Habertürk
    Takipde Kalın!
      Günlük gelişmeleri takip edebilmek için habertürk uygulamasını indirin
        Haberler Gündem Girişimcilik için ideal bir ülke miyiz? Başarının sırları neler? Anıl Emre yazı dizisi...

        ANIL EMRE / GİRİŞİMCİLİK SIRLARI YAZI DİZİSİ / HT GAZETE

        Yer ABD Kaliforniya’nın dünyanın teknoloji devlerine ev sahipliği yapmasıyla ünlü Silikon Vadisi. Geçtiğimiz Ağustos ayında, teknoloji şirketlerine yatırım yapan dünyanın en büyük yatırım fonlarından birinin geniş toplantı salonunda, şirketin önde gelen yöneticileri birazdan başlayacak toplantı için hazırlık yapmaktadırlar. Her gün milyonlarca dolarlık yatırımlara imza atan bir fonun yöneticileri için bile bugün oldukça heyecan verici bir gündür. Teknoloji dünyasında büyük ses getirecek bir yatırım için görüşmeler başlayacaktır. Yatırım yapılacak şirket mobil mesajlaşma uygulamaları üreticisi Snapchat’tir. Bankacılar internet dünyasının bu yükselen yıldızına tam 10 milyar dolar değer biçmektedir.

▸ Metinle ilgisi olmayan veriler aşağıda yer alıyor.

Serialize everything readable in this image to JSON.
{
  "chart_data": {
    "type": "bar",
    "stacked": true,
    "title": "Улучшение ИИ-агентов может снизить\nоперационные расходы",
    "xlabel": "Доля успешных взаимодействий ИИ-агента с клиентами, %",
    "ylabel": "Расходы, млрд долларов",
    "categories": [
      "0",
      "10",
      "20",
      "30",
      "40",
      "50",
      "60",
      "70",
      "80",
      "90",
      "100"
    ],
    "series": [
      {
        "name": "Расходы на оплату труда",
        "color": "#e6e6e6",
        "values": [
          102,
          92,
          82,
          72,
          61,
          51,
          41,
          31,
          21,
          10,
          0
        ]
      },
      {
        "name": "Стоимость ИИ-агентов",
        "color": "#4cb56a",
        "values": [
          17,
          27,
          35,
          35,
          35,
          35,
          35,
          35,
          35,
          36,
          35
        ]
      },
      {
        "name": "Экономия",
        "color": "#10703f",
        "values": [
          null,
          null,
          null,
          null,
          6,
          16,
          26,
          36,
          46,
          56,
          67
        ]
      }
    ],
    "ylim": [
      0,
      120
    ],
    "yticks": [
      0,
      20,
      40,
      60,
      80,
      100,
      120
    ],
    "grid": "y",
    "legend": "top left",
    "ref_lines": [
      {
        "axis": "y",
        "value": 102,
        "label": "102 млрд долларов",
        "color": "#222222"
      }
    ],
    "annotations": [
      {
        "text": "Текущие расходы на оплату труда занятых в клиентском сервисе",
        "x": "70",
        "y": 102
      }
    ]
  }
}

        Toplantı odasının kapısı açılır ve şirketin kurucusu yanında bankacılar ve avukatlardan oluşan kalabalık bir ekiple içeri girer. Heyecan doruktadır. Görüşmeler tam başlayacakken şirketin kurucusunun telefonu çalar. Telefonun ekranına bakar ve telefona mutlaka bakmak zorunda olduğunu söyleyerek toplantı salonundan dışarı çıkar. Acaba arayan kimdir? Rakip bir yatırım şirketi mi? Global internet devlerinden bir tanesi mi? Acaba başka bir yatırım fonuyla daha mı görüşülmektedir? Bu büyük yatırım fırsatı ellerinden kaçacak mıdır? Bu ve bunun gibi birçok soru yatırımcı ekibin aklını kurcalamaktayken genç patron kapıda belirir. Toplantı masasına otururken son cümlesini sarfedecek ve son yılların en önemli finansman görüşmelerinden birinin başlaması için telefonunu kapatacaktır. Herkes son cümleyi duymak için kulak kesilir: “Tamam anne merak etme, akşam yemeğine geç kalmayacağım.”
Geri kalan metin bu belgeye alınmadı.